If you need constant time lookup of result in particular index positions, fair enough but that's pretty rare I guess. Also you can do cursor style magic with lazy sequences and keep all that internal to the db namespace. Worth considering perhaps.
@wesley.hall thanks - great advice!
@wesley.hall with next.jdbc
the default is vector of hash map for fully-realized result sets (you can use plan
to operate via reduce
without realizing the result set). So @dharrigan’s DB functions will return []
when there are no results (not nil
).
yes, that's precisely what is happening, an empty vector when no starships (they've all been assimilated by the borg via a nasty truncate statement!)
The reason is so that the returned type is predictably a vector so the following is guaranteed to preserve order (into (jdbc/execute! ,,,) (jdbc/execute! ,,,))
If that could return nil
, then if the first query did not match, the overall result would be a list of the second query's results in reverse order 😞
@seancorfield Ahh, that's also pretty subtle, but makes sense.
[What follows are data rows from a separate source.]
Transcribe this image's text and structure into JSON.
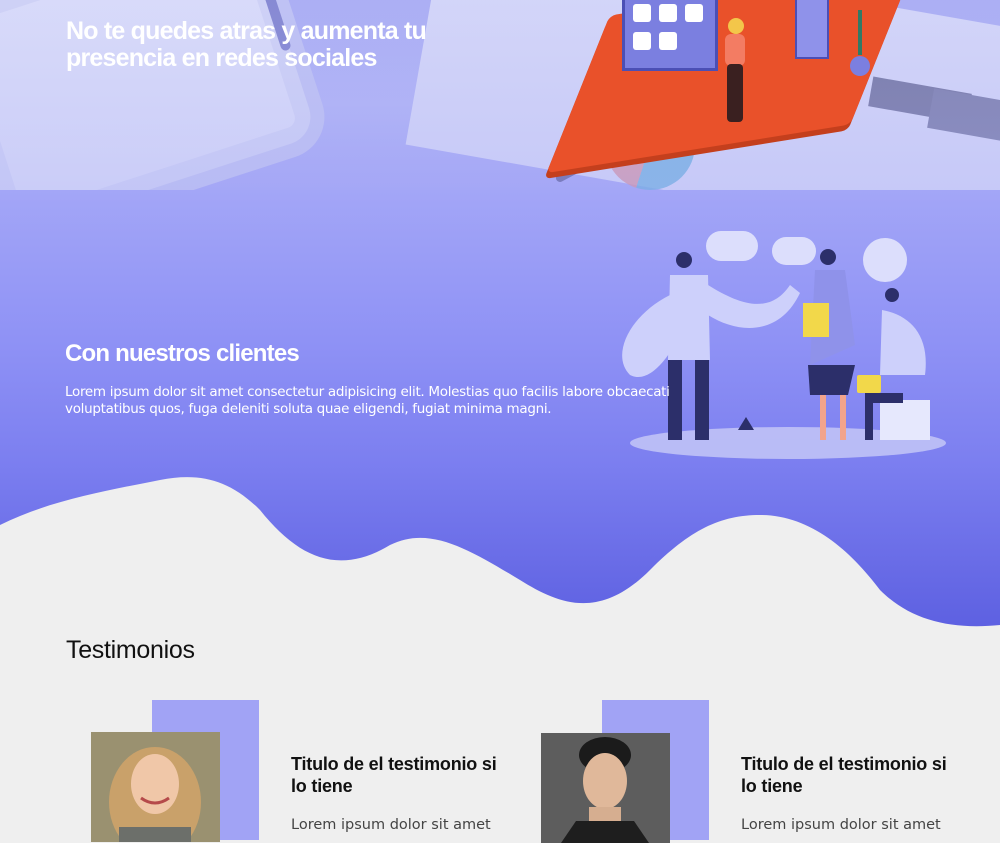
{
  "hero": {
    "title": "No te quedes atras y aumenta tu presencia en redes sociales"
  },
  "clients": {
    "title": "Con nuestros clientes",
    "text": "Lorem ipsum dolor sit amet consectetur adipisicing elit. Molestias quo facilis labore obcaecati voluptatibus quos, fuga deleniti soluta quae eligendi, fugiat minima magni."
  },
  "testimonials": {
    "heading": "Testimonios",
    "items": [
      {
        "title": "Titulo de el testimonio si lo tiene",
        "text": "Lorem ipsum dolor sit amet"
      },
      {
        "title": "Titulo de el testimonio si lo tiene",
        "text": "Lorem ipsum dolor sit amet"
      }
    ]
  },
  "colors": {
    "accent": "#a1a3f5",
    "band_top": "#a3a6f7",
    "band_bottom": "#5b5ee0",
    "background": "#efefef"
  }
}
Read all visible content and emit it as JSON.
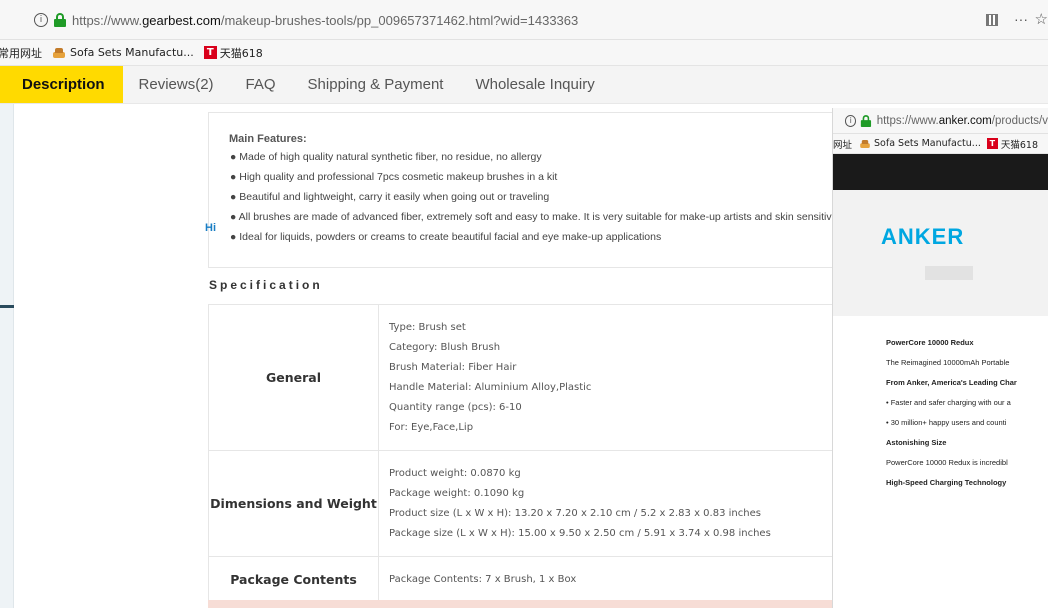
{
  "browser": {
    "url_prefix": "https://www.",
    "url_domain": "gearbest.com",
    "url_suffix": "/makeup-brushes-tools/pp_009657371462.html?wid=1433363",
    "info_glyph": "i",
    "more_glyph": "···",
    "star_glyph": "☆",
    "bookmarks": {
      "common": "常用网址",
      "sofa": "Sofa Sets Manufactu...",
      "tmall_badge": "T",
      "tmall": "天猫618"
    }
  },
  "tabs": [
    {
      "label": "Description",
      "active": true
    },
    {
      "label": "Reviews(2)"
    },
    {
      "label": "FAQ"
    },
    {
      "label": "Shipping & Payment"
    },
    {
      "label": "Wholesale Inquiry"
    }
  ],
  "features": {
    "title": "Main Features:",
    "items": [
      "● Made of high quality natural synthetic fiber, no residue, no allergy",
      "● High quality and professional 7pcs cosmetic makeup brushes in a kit",
      "● Beautiful and lightweight, carry it easily when going out or traveling",
      "● All brushes are made of advanced fiber, extremely soft and easy to make. It is very suitable for make-up artists and skin sensitive pe",
      "● Ideal for liquids, powders or creams to create beautiful facial and eye make-up applications"
    ]
  },
  "spec": {
    "title": "Specification",
    "rows": [
      {
        "label": "General",
        "values": [
          "Type: Brush set",
          "Category: Blush Brush",
          "Brush Material: Fiber Hair",
          "Handle Material: Aluminium Alloy,Plastic",
          "Quantity range (pcs): 6-10",
          "For: Eye,Face,Lip"
        ]
      },
      {
        "label": "Dimensions and Weight",
        "values": [
          "Product weight: 0.0870 kg",
          "Package weight: 0.1090 kg",
          "Product size (L x W x H): 13.20 x 7.20 x 2.10 cm / 5.2 x 2.83 x 0.83 inches",
          "Package size (L x W x H): 15.00 x 9.50 x 2.50 cm / 5.91 x 3.74 x 0.98 inches"
        ]
      },
      {
        "label": "Package Contents",
        "values": [
          "Package Contents: 7 x Brush, 1 x Box"
        ]
      }
    ]
  },
  "overlay": {
    "url_prefix": "https://www.",
    "url_domain": "anker.com",
    "url_suffix": "/products/v",
    "bookmarks": {
      "common": "网址",
      "sofa": "Sofa Sets Manufactu...",
      "tmall_badge": "T",
      "tmall": "天猫618"
    },
    "logo": "ANKER",
    "hi_text": "Hi",
    "lines": [
      {
        "text": "PowerCore 10000 Redux",
        "strong": true
      },
      {
        "text": "The Reimagined 10000mAh Portable",
        "strong": false
      },
      {
        "text": "From Anker, America's Leading Char",
        "strong": true
      },
      {
        "text": "• Faster and safer charging with our a",
        "strong": false
      },
      {
        "text": "• 30 million+ happy users and counti",
        "strong": false
      },
      {
        "text": "Astonishing Size",
        "strong": true
      },
      {
        "text": "PowerCore 10000 Redux is incredibl",
        "strong": false
      },
      {
        "text": "High-Speed Charging Technology",
        "strong": true
      }
    ]
  }
}
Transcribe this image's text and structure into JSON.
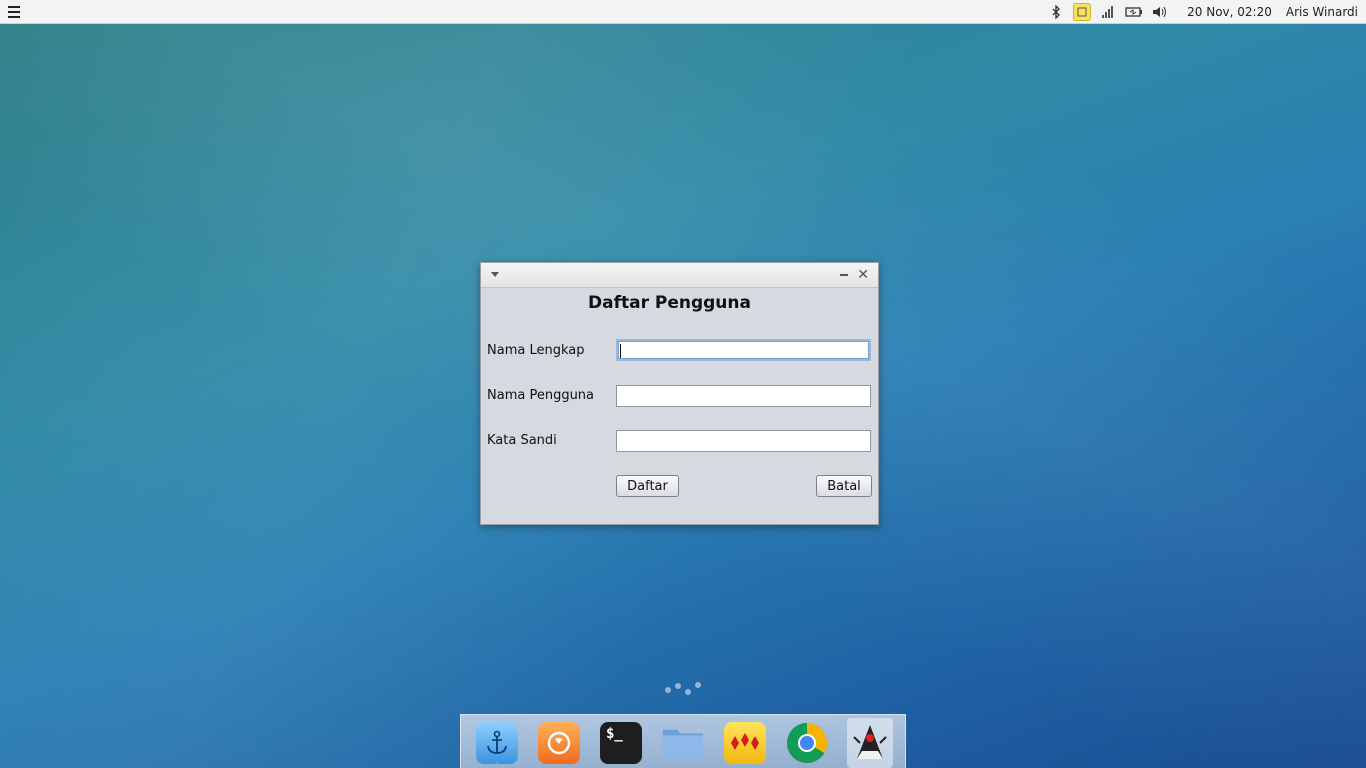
{
  "panel": {
    "clock": "20 Nov, 02:20",
    "user": "Aris Winardi",
    "tray_icons": [
      "bluetooth-icon",
      "sticky-note-icon",
      "signal-icon",
      "battery-icon",
      "volume-icon"
    ]
  },
  "dialog": {
    "title": "Daftar Pengguna",
    "fields": [
      {
        "label": "Nama Lengkap",
        "value": ""
      },
      {
        "label": "Nama Pengguna",
        "value": ""
      },
      {
        "label": "Kata Sandi",
        "value": ""
      }
    ],
    "buttons": {
      "register": "Daftar",
      "cancel": "Batal"
    }
  },
  "dock": {
    "items": [
      "anchor-icon",
      "firefox-icon",
      "terminal-icon",
      "folder-icon",
      "cards-game-icon",
      "chrome-icon",
      "java-duke-icon"
    ],
    "terminal_glyph": "$_"
  }
}
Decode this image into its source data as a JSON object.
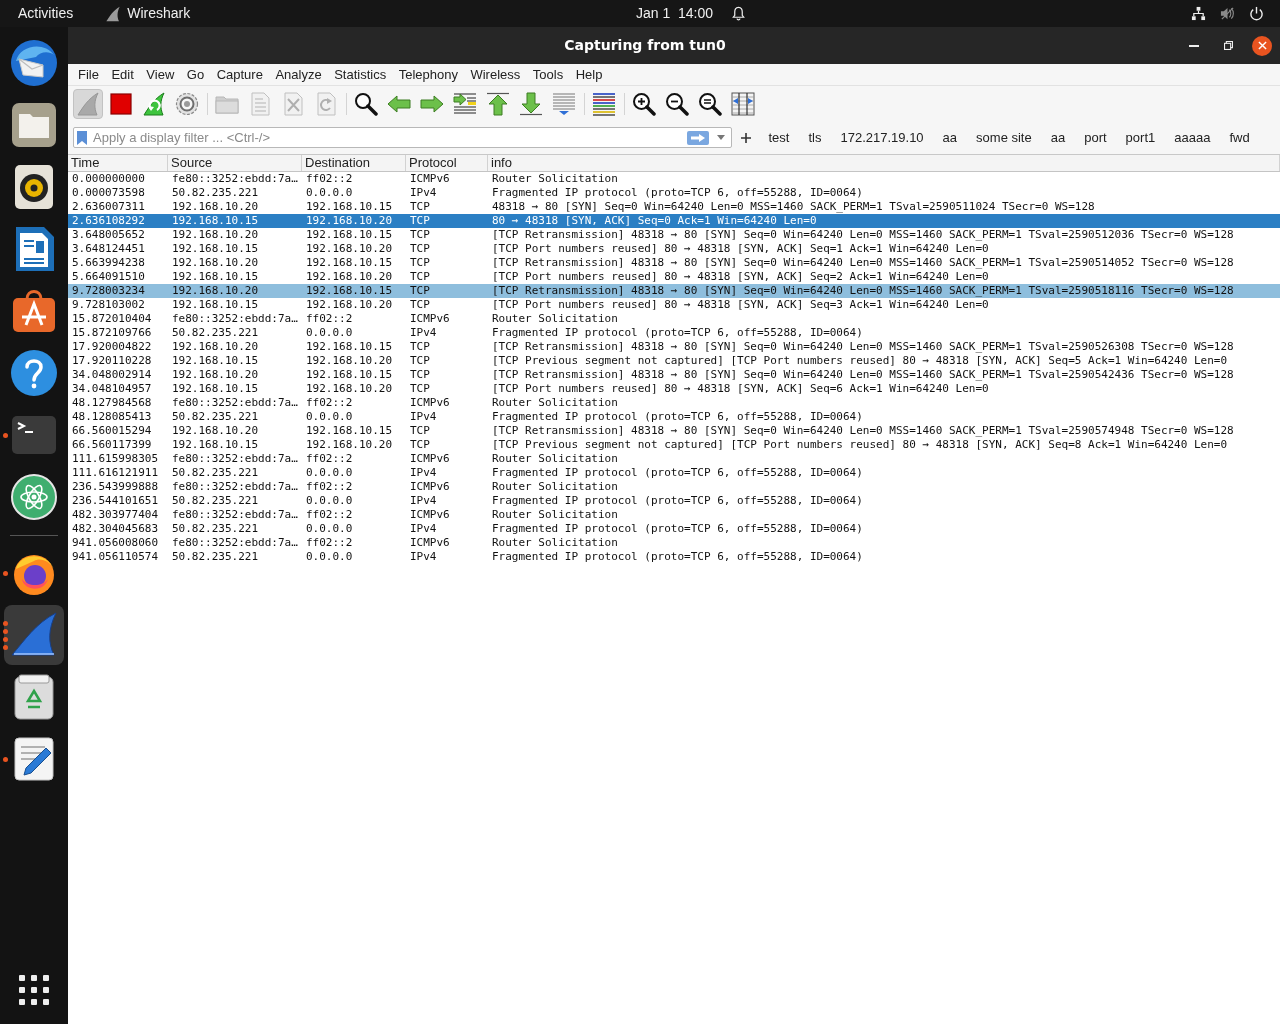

I haven't used the library myself but I get the reasoning there.
(I've been down this path before in production code where DB ops could return nil
and it was a mess -- I ended up with a lot of wrappers that did (or (sql/execute ,,,) [])
🙂 )
Makes sense. I've done a fair bit with dynamodb where paginating results is the norm and so dealing with lazy sequences and batch loading is kind of the bread and butter but can absolutely see where you're coming from here.
> Where do you host your private JARs? Using JitPack https://jitpack.io/, it’s nice and it has low maintenance overhead. Sometimes it’s a bit fickle: for example, the way it works, it picks up the version of a JAR from a git tag or a SHA of your GitHub hosted repo. Which is fine, except, the JAR that you want, regardless of how you reference it, is not built by default, but only when you request it for the very first time. So if you push some build where you’re referencing the release, that was never referenced before, the build will fail, because JitPack will take time to build the release on the first invocation. But once it’s built, then it’s there and you can fetch it when needed. Sometimes, this fetching can fail due to … well, sometimes it just fails, no logical reason. But because you don’t have to host anything yourself, it’s a sort of thing you can tolerate. Looking at GitHub’s new offering, the package registry: https://github.com/features/package-registry Any of you played with it?
@wesley.hall because of resource handling (JDBC connections etc), it's easier to use plan
to reduce a result set (eagerly) which actually allows you to stream very large result sets out of the database lazily. Counterintuitive, I know, but that's JDBC for you 😁
If you're exposing explicit pagination to a client, that's different of course (and you end up just requesting chunks of records at a time in separate operations).